Nurse practitioners can provide care that leads to increased patient satisfaction and similar health outcomes when compared with care from a doctor. Nurse practitioners seemed to provide a quality of care that is at least as good, and in some ways better, than doctors.
Although all of the randomised trials found no significant differences between doctors and nurse practitioners in health outcomes, the research has important limitations. The studies used many different outcome measures, reflecting the difficulty in measuring changes in health outcomes after single consultations predominantly about minor illnesses. None of the studies in our review was adequately powered to detect rare but serious adverse outcomes. Since one important function of primary care is to detect potentially serious illness at an early stage, a large study with adequate length of follow up is now justified.
Limitations of the review
Ambiguity exists over the use of the term “nurse practitioner,” with much debate about this role.22,23
The overlap between nursing roles in the United Kingdom and the introduction of another advanced practice nursing title, nurse consultant, adds to the difficulty in understanding the role definitions in nursing.1,2,24
Although specific training for nurse practitioners is available, the content of this varies.25
Because of this ambiguity, the definition used in our review was purposefully inclusive.
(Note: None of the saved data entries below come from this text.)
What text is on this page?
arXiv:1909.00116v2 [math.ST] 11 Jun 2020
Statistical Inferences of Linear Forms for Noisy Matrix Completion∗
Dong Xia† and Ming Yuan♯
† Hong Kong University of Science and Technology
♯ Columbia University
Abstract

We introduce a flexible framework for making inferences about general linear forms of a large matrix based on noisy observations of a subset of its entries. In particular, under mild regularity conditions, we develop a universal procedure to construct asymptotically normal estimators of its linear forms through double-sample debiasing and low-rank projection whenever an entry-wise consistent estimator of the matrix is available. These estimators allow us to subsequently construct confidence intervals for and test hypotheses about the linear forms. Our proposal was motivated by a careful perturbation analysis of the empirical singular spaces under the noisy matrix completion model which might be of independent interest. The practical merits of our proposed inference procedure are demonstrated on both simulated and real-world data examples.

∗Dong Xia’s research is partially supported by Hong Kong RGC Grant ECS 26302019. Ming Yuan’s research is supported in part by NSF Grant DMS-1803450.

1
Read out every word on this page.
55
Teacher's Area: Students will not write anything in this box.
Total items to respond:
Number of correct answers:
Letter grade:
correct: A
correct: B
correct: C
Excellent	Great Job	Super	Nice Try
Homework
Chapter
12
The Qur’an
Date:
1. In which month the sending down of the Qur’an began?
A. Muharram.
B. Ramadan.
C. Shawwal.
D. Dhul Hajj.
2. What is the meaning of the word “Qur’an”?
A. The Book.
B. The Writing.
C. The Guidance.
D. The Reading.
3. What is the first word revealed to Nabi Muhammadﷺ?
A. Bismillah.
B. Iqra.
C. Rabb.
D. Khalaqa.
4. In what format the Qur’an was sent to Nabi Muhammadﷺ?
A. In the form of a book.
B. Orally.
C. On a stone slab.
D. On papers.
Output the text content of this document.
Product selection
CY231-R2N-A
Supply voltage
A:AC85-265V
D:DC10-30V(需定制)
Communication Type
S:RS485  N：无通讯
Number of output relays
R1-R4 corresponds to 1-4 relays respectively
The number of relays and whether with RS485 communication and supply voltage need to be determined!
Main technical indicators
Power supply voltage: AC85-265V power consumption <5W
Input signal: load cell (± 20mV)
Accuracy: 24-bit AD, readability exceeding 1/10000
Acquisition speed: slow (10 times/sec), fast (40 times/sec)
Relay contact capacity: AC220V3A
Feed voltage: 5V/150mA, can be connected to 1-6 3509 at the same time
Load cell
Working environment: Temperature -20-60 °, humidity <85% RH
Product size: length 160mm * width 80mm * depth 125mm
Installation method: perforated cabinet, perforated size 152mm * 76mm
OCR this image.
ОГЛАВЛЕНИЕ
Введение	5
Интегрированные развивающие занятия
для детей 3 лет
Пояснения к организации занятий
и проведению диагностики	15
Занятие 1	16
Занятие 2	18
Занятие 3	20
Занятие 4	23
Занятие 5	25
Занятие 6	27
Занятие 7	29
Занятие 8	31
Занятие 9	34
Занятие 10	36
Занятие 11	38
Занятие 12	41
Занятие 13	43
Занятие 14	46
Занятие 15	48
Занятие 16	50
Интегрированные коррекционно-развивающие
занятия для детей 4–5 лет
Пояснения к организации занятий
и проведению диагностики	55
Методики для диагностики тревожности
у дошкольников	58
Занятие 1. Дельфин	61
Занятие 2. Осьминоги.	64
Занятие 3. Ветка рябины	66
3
Our review was limited by the quality of the available studies. There were few recent randomised trials, and the larger number of observational studies were generally of poor quality. Because of these problems we based our conclusions primarily on the randomised trials, the more recent of which were of generally high quality, although only one study used patients new to both providers.14
Noticeable heterogeneity was observed between the studies on almost all outcomes. Although differences between studies in terms of setting, level of nurse training, and the period of time studied were anticipated and explored in our review, much heterogeneity remained after allowing for these factors. This probably reflects the diverse ways in which nurse practitioners currently work. Despite these differences, the direction of the effect for the main findings was consistent between different studies and also between the randomised controlled trials and the observational studies.
It was not possible to conduct a robust economic analysis of the costs of care from nurse practitioners compared with doctors. Only five studies provided data about costs.10,12,15,16,26
These used different approaches to the valuing of resources and were inadequately powered for economic analysis. The lack of good evidence about the economic impact of substituting nurse practitioners for doctors needs to be addressed in future research, otherwise changes may be introduced that are thought to be efficient when they may not be so.27
Our review lends support to an increased involvement of nurse practitioners in primary care. However, most recent research has been based on nurse practitioners providing care for patients requesting same day appointments predominantly for acute minor illness and working in a team supported by doctors. It cannot be assumed that similar results would be obtained by nurse practitioners working in different settings or with different groups of patients, nor that they could substitute entirely for general practitioners.
Future research should address several unresolved issues. Firstly, if patients are more satisfied with care provided by nurse practitioners then the factors that lead to this effect should be elucidated. Satisfaction with care could be related to differences in the training and consultation skills of nurses, patients' expectations, or the extra length of time that nurse practitioners spend in consultations.
Secondly, nurse practitioners and doctors did not necessarily work under similar circumstances or with similar pressures on their time, even in the controlled trials. It is necessary to determine whether the differences between nurse practitioners and doctors in patient satisfaction and quality of care remain if they work under identical circumstances, particularly with the same rates of booked consultations.
Thirdly, research on nurse practitioners needs to be broadened to encompass a wider range of patient groups, including those with complex psychosocial problems or chronic diseases. Research is also necessary that extends beyond the scope of comparing individual nurses with doctors and evaluates different models of organisation, such as several nurse practitioners providing care at first point of contact supported by a smaller number of general practitioners providing second line advice.
Finally, the role of a nurse practitioner is not clearly defined in the United Kingdom and includes nurses from a wide range of educational backgrounds. In addition, nurses are increasingly involved in assessing and advising patients with minor illness in settings such as NHS Direct and NHS walk-in centres without a recognised qualification for this role. It is important to study the training, skills, and experience that nurses need in order to offer the benefits to patients shown by our review.
Patients are at least as satisfied with care at the point of first contact with nurse practitioners as they are with that from doctors. Although assessments of the quality of care and short term health outcomes seem to be equivalent to that of doctors, further research is needed to confirm that nurse practitioner care is safe in terms of detecting rare but important health problems.